Des espèces différentes de moustiques préfèrent telle ou telle partie de notre corps plutôt que d’autres. L’espèce Aedes gambiae choisit prioritairement les odeurs de nos mains et de nos pieds plutôt que celle de l’aine et des aisselles. Certains animaux utilisent leur senteur corporelle pour tenir les moustiques à distance et, du coup, des groupes industriels ont essayé de détecter quels sont les meilleurs produits chimiques.
Les auteurs de l’étude sur les jumeaux ont compris que les odeurs chimiques pouvaient être générées par des glandes sous notre peau ou bien par des milliards de microbes à la surface. Ils ont éliminé toute provenance bactérienne car le dogme veut que les bactéries ne puissent pas être influencées génétiquement. Il se trouve qu’ils avaient tort.
Vos microbes bien à vous
Nous avons tous des espèces microbiennes particulières et très différentes d’autrui à l’intérieur de notre bouche, dans notre intestin et sur notre peau. Nous partageons juste une petite fraction d’espèces microbiennes avec les uns et les autres, mais nous avons cependant une unique empreinte digitale microbienne comme signature.
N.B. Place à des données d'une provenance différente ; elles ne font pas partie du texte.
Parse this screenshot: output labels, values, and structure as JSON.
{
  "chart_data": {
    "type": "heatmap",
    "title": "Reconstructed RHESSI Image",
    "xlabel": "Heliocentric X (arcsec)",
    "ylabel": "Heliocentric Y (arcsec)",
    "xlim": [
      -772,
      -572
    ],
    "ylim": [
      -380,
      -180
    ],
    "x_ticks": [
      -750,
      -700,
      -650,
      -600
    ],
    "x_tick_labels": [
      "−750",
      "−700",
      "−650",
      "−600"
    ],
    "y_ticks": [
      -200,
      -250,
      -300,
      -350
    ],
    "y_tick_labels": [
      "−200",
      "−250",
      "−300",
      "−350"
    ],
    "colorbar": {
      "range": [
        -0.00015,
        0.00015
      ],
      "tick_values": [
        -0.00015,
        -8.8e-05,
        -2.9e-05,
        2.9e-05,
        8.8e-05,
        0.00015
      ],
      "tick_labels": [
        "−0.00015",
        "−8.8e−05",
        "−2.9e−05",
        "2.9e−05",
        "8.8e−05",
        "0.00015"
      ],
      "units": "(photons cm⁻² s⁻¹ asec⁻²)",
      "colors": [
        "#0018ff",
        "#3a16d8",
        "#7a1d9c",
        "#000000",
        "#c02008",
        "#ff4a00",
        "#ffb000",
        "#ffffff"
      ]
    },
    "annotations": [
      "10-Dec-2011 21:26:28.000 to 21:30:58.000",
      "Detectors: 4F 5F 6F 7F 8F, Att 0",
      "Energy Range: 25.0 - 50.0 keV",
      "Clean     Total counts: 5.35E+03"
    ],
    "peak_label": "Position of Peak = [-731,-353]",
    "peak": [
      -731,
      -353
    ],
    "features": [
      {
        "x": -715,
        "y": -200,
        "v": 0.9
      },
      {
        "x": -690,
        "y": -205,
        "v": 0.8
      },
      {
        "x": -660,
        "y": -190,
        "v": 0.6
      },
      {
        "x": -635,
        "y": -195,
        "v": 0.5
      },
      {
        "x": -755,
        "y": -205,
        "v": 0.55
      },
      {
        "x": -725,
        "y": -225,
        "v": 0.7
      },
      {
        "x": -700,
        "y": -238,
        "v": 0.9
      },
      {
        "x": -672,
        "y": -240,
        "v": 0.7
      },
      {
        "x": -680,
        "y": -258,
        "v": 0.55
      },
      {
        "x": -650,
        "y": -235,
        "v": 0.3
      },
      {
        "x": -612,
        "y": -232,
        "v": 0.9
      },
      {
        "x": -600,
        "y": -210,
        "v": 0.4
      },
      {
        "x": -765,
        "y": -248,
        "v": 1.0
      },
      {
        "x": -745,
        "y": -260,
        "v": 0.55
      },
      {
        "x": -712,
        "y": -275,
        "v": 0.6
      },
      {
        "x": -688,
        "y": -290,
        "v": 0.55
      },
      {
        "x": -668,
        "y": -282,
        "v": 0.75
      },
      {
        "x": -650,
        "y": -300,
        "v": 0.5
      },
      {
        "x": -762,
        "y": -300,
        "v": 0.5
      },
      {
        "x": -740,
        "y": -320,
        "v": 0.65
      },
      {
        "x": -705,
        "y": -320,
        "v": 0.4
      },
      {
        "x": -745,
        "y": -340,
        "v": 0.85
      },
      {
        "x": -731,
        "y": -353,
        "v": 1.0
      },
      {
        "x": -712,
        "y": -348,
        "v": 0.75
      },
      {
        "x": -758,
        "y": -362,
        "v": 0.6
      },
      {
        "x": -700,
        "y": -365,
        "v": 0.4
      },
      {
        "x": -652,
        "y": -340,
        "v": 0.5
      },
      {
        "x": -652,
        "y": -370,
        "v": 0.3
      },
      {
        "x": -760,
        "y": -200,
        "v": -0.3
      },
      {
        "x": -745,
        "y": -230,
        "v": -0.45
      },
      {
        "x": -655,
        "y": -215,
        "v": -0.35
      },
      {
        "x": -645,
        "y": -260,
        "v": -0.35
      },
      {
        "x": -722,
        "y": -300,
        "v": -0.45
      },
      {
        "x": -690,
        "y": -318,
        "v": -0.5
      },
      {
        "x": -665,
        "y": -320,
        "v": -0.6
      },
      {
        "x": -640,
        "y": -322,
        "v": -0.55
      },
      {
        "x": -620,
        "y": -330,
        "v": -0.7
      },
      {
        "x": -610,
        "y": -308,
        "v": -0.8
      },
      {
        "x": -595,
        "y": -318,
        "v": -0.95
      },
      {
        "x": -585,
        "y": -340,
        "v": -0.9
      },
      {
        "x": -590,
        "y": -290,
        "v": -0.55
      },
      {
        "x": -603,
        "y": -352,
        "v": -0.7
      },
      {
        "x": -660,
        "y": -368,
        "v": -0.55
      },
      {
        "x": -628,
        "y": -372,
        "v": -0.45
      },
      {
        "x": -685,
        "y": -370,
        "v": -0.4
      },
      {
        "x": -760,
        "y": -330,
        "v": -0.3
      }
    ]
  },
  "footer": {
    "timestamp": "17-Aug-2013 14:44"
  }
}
On pensait que cette diversification relevait soit du hasard, soit de l’endroit où nous vivions. Mais des études récentes, utilisant une nouvelle fois les jumeaux britanniques, ont mis en évidence l’importance que possèdent les gènes pour influencer quel type de bactéries intestinales foisonnent en nous – et le phénomène est vraisemblablement similaire en ce qui concerne notre peau.
Nos 100 000 milliards de microbes dépassent nos propres cellules humaines dans la proportion de 10 pour 1. Il se trouve que nous ne les choisissons pas, ce sont eux qui nous choisissent en fonction de notre profil génétique. Cela signifie que, tout comme les moustiques, si certains microbes préfèrent coexister avec nous, d’autres nous trouvent plutôt déplaisants et vont s’installer ailleurs.
Nos microbes produisent nombre de nos vitamines et des composants chimiques de notre sang. Loin d’être les méchants, leur diversité contribue à notre santé. Ils sont aussi, probablement, responsables de la plupart de nos effluves et autres odeurs. Même un lavage des mains régulier n’arrive pas à chasser ces bactéries.
La senteur spéciale que beaucoup d’entre nous ont entre les doigts de pied vient d’une bactérie appelée Brevibacteria linens. Elle est identique à celle qui donne son odeur spécifique au fromage de Limbourg.
Pour démontrer qu’il s’agit de la même espèce bactérienne où qu’elle prolifère, une équipe de microbiologiste de l’université UCLA de Los Angeles a réalisé une expérience inhabituelle. Ils se sont mis à fabriquer et à manger du fromage issu de la peau humaine et, selon les rapports, cet aliment gourmet était très goûteux.
Donc, la prochaine fois qu’un moustique vous piquera la cheville, n’invoquez pas le mauvais sort ou votre répulsif bon marché. Pensez plutôt aux processus incroyables d’assortiments que réalise l’évolution, mariant votre mélange de gènes spécifiques avec une communauté particulière de microbes qui se nourrissent de votre peau et produisent un phénomène chimique que seules certaines espèces de moustiques trouvent irrésistible.